El narrador y ensayista Eduardo Antonio Parra (Guanajuato, 1965) aseguró que la generación de escritores anterior a la suya se apartó de la escuela de Juan Rulfo (1917-1986) y Gabriel García Márquez (1927-2014) porque la influencia y el peso de esos autores era muy grande. “En los años 90, nosotros ya habíamos asimilado de otro modo esas influencias”, comentó.

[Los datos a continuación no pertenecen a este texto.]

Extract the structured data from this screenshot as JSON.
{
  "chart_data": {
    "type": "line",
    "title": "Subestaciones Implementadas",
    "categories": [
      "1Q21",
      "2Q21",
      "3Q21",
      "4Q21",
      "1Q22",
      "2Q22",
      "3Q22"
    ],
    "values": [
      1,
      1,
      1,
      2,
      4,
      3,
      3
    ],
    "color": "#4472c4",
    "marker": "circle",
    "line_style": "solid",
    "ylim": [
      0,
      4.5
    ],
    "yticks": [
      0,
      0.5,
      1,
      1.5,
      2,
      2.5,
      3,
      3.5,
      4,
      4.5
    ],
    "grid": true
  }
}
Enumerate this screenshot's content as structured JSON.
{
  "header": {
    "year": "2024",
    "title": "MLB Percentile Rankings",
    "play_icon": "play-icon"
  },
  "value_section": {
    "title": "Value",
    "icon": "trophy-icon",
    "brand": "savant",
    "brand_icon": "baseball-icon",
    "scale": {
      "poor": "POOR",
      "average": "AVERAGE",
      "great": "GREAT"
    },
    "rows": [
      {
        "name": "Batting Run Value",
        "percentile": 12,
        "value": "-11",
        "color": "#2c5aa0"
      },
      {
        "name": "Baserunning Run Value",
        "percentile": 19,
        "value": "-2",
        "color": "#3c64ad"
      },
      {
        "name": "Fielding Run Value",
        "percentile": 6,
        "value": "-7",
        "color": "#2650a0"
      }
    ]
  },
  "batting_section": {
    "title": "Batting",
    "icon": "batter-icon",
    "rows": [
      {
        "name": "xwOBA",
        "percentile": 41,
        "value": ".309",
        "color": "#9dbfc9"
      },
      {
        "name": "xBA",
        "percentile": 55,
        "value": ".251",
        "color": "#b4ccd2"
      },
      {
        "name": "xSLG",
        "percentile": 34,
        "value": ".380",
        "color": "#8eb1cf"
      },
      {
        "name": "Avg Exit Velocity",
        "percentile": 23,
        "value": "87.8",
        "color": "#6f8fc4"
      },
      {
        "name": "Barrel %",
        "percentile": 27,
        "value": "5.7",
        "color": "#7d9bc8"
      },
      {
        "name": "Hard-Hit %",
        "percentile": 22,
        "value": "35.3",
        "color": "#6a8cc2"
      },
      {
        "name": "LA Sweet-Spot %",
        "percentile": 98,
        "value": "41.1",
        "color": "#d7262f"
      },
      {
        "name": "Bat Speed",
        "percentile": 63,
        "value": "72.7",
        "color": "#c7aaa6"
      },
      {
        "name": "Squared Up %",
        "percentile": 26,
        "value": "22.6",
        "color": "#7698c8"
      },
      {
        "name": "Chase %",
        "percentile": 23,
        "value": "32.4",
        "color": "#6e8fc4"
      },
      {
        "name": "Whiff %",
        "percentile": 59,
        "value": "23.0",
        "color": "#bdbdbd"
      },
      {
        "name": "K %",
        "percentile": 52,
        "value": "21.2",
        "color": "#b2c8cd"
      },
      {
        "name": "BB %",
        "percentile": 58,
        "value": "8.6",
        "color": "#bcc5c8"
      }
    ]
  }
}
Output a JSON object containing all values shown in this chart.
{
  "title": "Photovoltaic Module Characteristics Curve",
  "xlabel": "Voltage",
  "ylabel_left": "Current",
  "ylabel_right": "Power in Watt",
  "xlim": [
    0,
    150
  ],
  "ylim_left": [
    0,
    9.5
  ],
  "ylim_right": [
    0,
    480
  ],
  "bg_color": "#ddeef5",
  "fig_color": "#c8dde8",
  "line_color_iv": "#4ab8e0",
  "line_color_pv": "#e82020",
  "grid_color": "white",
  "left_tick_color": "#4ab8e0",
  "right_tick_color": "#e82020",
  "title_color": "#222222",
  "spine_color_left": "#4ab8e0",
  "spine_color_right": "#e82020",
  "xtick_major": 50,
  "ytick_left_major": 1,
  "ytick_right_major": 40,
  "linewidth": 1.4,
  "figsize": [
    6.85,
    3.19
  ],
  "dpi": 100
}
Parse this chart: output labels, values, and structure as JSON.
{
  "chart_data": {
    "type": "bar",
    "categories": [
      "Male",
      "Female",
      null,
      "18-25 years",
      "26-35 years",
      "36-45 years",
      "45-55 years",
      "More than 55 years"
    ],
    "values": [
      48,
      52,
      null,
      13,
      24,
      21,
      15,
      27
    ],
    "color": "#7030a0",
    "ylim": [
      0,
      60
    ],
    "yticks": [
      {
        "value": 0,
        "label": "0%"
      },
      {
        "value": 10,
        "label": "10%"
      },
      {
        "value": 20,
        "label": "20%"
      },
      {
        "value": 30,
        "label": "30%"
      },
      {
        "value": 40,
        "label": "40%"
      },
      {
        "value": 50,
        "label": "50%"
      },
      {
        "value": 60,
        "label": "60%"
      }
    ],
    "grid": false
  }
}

Entrevistado en el marco de la Fiesta del Libro y la Rosa 2017, en la explanada del Centro Cultural Universitario, donde participó en la mesa de diálogo “Juan Rulfo y García Márquez. Cómo escribir después de ellos”, junto a los escritores Mónica Lavín, Antonio Ortuño y Ana García Bergua, Parra recordó su propio caso.
Puso en relieve la transformación del quehacer literario en español a partir de la obra de Juan Rulfo y Gabriel García Márquez y cómo, desde su punto de vista, “al principio hubo numerosos imitadores, luego vino un alejamiento bastante prolongado, y posteriormente vinieron nuevas generaciones que comenzaron a asimilar toda la esencia de esas obras”.
Abrevaron, dijo a Notimex, del espíritu y conciencia de las obras de esos autores, pero no lo más vistoso ni los temas. “Rulfo y García Márquez, desde el inicio de sus respectivas carreras literarias, comenzaron a influir en numerosos escritores, siempre de diferente manera”, indicó.
Asimismo, detalló que influyeron de otra manera en las generaciones posteriores. ”No se parecen sus obras, pero sí se nota claramente esa escuela literaria en las técnicas y en el uso de lenguaje, entre otros elementos que conforman los textos”, añadió Parra, egresado de la sólida carrera de Lengua y Literaturas Hispánicas de la Universidad Regiomontana.